I've seen self-important managers - leaders of men - confidently stride across the plant with a crop-circle of plastic stuck to their white helmets - totally oblivious of the fact that they had been endowed with a set of industrial antlers that made a total mockery of what little authority they had left. They would go about their duties - giving orders, assigning workers their job of the day and taking notes on little plastic memo boards - all the while the centre of a smirking conspiracy of silence. How some people kept their faces straight when they were being told off by an earnest looking man of importance, whose crown was decorated with a blob of grease topped by a white beverage container, I will never know.

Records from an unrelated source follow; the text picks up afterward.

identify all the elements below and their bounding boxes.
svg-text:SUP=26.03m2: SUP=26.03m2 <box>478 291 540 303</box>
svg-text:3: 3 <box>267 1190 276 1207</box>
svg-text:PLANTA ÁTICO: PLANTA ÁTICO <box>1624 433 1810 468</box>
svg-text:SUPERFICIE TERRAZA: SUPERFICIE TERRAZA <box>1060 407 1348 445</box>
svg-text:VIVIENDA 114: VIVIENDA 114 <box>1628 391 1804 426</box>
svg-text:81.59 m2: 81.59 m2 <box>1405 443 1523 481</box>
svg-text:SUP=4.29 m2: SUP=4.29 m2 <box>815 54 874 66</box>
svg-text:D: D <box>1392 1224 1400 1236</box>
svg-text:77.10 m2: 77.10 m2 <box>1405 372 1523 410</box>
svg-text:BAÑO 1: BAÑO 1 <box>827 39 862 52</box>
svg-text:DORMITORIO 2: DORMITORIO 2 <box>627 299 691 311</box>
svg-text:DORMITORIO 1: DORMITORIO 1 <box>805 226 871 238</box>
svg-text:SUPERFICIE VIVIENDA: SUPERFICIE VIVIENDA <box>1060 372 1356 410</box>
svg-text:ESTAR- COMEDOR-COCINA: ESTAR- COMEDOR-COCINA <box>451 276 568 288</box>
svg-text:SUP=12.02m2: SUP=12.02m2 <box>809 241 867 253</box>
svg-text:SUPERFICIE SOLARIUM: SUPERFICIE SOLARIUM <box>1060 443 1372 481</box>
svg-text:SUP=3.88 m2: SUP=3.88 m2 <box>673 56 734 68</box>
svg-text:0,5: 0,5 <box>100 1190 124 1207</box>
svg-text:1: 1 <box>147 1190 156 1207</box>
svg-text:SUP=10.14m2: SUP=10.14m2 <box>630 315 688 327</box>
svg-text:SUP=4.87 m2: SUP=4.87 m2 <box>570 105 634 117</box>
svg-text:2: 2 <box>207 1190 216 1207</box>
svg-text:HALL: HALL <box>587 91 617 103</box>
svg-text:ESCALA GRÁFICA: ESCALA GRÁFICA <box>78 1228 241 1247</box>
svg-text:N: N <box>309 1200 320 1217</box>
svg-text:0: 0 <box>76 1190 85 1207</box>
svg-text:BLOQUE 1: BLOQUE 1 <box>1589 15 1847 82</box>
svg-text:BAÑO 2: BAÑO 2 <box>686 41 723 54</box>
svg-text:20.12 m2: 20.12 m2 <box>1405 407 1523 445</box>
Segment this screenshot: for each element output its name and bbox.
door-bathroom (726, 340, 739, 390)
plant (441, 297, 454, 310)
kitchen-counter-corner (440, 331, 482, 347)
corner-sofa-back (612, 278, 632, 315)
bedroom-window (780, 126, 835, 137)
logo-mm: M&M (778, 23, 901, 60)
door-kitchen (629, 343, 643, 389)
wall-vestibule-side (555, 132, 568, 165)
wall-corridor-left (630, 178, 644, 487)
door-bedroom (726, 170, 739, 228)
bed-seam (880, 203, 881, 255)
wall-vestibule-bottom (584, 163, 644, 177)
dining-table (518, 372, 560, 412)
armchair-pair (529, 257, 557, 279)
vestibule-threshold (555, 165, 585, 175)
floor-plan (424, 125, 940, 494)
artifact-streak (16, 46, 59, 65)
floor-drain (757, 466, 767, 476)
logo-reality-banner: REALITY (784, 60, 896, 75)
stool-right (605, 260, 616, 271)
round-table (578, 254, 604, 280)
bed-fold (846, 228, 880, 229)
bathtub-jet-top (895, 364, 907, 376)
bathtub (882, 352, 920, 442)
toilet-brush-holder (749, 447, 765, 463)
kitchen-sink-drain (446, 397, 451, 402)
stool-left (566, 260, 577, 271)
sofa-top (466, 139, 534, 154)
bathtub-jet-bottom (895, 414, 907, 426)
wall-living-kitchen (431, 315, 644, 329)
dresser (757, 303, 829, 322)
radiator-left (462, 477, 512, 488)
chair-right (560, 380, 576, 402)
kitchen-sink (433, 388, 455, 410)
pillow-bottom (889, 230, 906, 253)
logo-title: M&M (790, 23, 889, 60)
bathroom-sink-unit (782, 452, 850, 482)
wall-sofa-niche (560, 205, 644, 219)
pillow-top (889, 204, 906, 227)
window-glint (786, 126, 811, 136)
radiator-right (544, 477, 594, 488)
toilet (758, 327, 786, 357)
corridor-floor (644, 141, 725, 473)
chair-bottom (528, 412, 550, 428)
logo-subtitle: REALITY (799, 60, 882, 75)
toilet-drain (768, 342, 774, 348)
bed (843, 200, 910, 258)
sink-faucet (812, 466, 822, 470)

Occasionally a lucky someone would score a brace. The sight of two people wandering side by side to the canteen, each with a white plastic cup stuck to his helmet visible to everyone but himself is something not easily forgotten.
Either of them could of course see the other's decoration, but each kept quiet about it so as not to spoil the joke. When they passed others, they would smirk knowingly and give secret winks looking in the direction of their be-beakered companion - totally unaware of how much they had in common with him. Both would subtly misunderstand the joyous reactions of their fellow workers and must have felt right old twits when they passed a truth-reflecting window.
This kind of joke was played on people for years and only stopped when the plant ground to a halt in 1980. They must have finally run out of lubricant!
If any surfing archaeologist looking for information about the beaker people - who lived in Northern Ireland many years ago - has read this far, you may like to know that you are the latest victim of this silly prank.